Retailers on Manhattan's famed Fifth Avenue pay the highest rents in the world, and it isn't necessarily because they expect to collect the highest profits. Some Fifth Avenue stores are cash cows. Others aren't. That's not the point.

"You want to be where the action is," says Marshal Cohen, chief retail analyst for the NPD Group. "You want to be in a place where you can elevate your brand and make it appear bigger than it is. It has become a new form of marketing. Brands will cut their advertising and marketing budget before they'll cut that store."

The Hottest Addresses

Fifth Avenue, where the average asking rent this year is $1,650 per square foot, tops the list of the U.S. shopping streets with the highest rents compiled for BusinessWeek.com by Boston-based real estate adviser Colliers International. No other U.S. street has asking rents that come close. But having a flagship store on Rodeo Drive in Beverly Hills, Union Square in San Francisco, Michigan Avenue in Chicago, or Las Vegas Boulevard also carries plenty of prestige.

Madison Avenue—which has the heaviest concentration of luxury retail in New York—didn't make the top 10 because only one street was chosen for each city. On a similar list of expensive retail streets compiled by real estate consultancy Cushman & Wakefield, Madison Avenue (asking rent: $1,200 per square foot) was second and East 57th Street (asking rent: $900) was third.

After Fifth Avenue, the next most expensive shopping street in the world is Hong Kong's Causeway Bay, which has an average asking rent of $1,213 per square foot, according to Colliers. The asking rent on Paris's Avenue des Champs Elysées is $922 per square foot, and it's $813 per square foot for a spot among the antique shops, jewelers, and Sotheby's auction house on London's New Bond Street.

The Dollar's Impact

New York and other urban high streets have benefited from the weak dollar, which has attracted throngs of well-heeled foreigners seeking relative bargains at hotels, restaurants, and shops. Most of the streets that had the highest commercial rents are located in major big-city tourist destinations.

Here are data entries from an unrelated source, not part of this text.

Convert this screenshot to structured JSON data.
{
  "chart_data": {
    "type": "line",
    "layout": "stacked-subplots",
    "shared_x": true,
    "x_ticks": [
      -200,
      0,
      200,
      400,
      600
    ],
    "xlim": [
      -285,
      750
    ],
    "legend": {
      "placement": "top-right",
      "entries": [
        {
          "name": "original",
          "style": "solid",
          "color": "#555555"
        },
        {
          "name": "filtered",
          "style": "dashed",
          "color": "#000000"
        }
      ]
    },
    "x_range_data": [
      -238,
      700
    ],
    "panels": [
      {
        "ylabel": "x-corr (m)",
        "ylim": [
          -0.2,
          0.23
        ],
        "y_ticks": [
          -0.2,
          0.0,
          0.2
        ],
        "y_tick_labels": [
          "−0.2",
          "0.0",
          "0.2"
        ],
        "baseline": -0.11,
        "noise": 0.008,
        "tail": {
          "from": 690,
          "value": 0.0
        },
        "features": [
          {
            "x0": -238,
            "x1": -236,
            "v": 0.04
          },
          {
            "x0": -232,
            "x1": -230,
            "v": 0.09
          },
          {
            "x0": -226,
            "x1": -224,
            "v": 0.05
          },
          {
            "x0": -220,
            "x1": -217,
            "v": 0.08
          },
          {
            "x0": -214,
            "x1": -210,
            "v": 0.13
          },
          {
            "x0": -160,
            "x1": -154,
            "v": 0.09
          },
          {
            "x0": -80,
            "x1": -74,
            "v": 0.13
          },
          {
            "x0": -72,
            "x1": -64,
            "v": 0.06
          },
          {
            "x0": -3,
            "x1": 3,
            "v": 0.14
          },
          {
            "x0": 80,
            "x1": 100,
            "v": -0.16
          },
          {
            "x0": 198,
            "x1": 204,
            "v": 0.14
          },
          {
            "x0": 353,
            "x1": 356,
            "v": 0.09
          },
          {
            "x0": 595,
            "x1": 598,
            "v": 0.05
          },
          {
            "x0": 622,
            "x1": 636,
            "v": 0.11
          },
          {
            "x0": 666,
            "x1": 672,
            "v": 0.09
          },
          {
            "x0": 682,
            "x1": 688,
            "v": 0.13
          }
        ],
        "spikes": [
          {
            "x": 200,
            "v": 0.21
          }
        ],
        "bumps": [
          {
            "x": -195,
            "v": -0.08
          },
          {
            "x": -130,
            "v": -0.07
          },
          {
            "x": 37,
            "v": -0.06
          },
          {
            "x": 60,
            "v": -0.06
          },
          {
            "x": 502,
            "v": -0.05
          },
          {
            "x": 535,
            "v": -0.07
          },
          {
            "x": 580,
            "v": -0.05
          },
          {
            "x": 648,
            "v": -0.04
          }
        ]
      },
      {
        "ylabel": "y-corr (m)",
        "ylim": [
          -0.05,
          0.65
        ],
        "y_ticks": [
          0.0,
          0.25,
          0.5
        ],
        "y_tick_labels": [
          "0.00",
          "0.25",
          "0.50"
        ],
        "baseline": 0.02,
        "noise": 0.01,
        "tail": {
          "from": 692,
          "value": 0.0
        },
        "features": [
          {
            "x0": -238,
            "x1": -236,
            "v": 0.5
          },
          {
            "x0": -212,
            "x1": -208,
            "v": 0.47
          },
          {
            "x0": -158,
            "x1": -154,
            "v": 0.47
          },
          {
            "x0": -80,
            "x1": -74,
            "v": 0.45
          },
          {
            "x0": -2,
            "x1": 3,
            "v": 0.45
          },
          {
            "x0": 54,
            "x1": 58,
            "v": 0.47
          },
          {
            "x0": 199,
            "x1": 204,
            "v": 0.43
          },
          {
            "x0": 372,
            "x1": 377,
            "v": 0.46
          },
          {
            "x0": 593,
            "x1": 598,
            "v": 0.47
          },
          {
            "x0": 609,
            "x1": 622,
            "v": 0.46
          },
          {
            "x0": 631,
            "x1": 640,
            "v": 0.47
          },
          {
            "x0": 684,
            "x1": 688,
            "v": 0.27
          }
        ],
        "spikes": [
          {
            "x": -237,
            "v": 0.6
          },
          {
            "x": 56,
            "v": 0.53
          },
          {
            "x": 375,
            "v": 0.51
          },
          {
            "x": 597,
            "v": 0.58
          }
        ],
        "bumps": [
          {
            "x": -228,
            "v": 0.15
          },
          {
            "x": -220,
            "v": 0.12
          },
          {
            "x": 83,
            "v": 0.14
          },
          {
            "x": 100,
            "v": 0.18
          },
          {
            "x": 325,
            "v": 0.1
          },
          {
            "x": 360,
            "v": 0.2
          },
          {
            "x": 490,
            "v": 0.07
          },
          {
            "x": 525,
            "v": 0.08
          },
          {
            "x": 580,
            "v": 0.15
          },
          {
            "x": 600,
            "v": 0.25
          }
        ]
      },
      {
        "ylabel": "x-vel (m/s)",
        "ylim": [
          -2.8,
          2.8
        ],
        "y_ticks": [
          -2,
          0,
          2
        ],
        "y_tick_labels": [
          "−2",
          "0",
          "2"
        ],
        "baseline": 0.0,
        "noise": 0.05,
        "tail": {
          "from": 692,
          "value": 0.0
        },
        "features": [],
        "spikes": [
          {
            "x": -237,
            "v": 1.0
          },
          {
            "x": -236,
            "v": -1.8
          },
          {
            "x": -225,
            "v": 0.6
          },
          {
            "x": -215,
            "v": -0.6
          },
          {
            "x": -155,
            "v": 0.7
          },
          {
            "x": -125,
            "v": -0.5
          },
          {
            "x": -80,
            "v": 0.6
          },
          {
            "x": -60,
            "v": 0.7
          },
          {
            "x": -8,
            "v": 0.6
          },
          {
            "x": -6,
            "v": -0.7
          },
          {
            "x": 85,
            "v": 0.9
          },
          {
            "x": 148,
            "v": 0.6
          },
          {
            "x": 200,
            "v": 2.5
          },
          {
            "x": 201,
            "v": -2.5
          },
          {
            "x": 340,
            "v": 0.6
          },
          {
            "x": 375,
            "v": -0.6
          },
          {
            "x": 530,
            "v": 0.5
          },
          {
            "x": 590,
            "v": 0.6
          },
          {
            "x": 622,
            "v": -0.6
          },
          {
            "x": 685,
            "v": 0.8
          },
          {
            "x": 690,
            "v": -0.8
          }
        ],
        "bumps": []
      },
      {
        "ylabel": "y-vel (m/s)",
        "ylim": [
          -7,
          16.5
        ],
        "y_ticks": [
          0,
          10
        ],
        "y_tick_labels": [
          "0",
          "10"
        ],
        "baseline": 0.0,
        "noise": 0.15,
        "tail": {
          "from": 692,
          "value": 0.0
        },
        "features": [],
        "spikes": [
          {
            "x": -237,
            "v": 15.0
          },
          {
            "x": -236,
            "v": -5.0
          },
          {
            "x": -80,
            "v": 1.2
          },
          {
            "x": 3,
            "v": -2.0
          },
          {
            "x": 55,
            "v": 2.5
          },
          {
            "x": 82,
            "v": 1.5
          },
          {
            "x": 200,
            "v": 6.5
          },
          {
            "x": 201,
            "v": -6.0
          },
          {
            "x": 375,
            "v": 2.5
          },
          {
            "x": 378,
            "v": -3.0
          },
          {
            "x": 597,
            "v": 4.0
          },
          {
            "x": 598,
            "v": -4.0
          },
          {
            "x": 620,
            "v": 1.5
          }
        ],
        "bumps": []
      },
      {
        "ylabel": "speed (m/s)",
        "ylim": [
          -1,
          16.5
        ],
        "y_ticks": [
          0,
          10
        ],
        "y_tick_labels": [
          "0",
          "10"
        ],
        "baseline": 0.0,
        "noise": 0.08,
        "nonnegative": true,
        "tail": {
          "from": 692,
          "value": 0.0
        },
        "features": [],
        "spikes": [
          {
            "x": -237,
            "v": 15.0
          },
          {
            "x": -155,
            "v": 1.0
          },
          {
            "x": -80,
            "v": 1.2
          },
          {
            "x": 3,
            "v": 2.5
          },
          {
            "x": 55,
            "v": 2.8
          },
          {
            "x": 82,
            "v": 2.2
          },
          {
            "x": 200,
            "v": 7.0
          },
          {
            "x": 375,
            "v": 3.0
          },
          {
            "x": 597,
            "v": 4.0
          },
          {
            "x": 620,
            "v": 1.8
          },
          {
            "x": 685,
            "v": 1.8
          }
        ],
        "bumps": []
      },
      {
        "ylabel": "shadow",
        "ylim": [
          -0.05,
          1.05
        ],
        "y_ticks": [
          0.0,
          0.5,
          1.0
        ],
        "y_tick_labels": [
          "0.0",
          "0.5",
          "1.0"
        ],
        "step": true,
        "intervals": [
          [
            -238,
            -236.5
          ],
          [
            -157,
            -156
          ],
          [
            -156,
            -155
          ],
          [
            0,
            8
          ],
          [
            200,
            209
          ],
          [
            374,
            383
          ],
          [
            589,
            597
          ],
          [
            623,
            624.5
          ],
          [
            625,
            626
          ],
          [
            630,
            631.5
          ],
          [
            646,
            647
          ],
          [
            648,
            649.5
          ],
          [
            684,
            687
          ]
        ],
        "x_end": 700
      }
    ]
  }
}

An exception is Houston, which can't compete with New York, Miami, Los Angeles, or Las Vegas for tourism. But Houston's Westheimer Road, where you'll find Tiffany (TIF), Chanel, Fendi, Saks Fifth Avenue (SKS), and local clothing boutique Tootsies, has indirectly been helped by high oil prices, which has lifted the disposable income of many of its customers. And wealthy Mexicans and South Americans coming in for treatments at Houston's hospitals often can't resist a trip to the Galleria on Westheimer.

On Fifth Avenue, one in four shoppers is from outside the country, says Cohen, who adds he's seen people e-mailing cell-phone photos of clothes to friends and family for whom they're making purchases.

But the looming U.S. recession is starting to affect Las Vegas. Casino profits are down. And the asking rents have dropped about 33% from a year ago to $140 per square foot, according to Colliers. Still, the luxury shopping areas such as the Forum Shops at Caesars continue to be busy. "Shopping is a major reason people go there," says George Whalin, a retail management consultant in Carlsbad, Calif. "Travel and shopping have always been synonymous. In Vegas, it's travel, gambling, and shopping."

The Suburbs Take a Hit

Suburban store sales—especially in malls—are taking a hit as job losses mount, gas prices hit record highs, and home prices plummet. But destination streets can command record-high rents for reasons that go beyond tourism.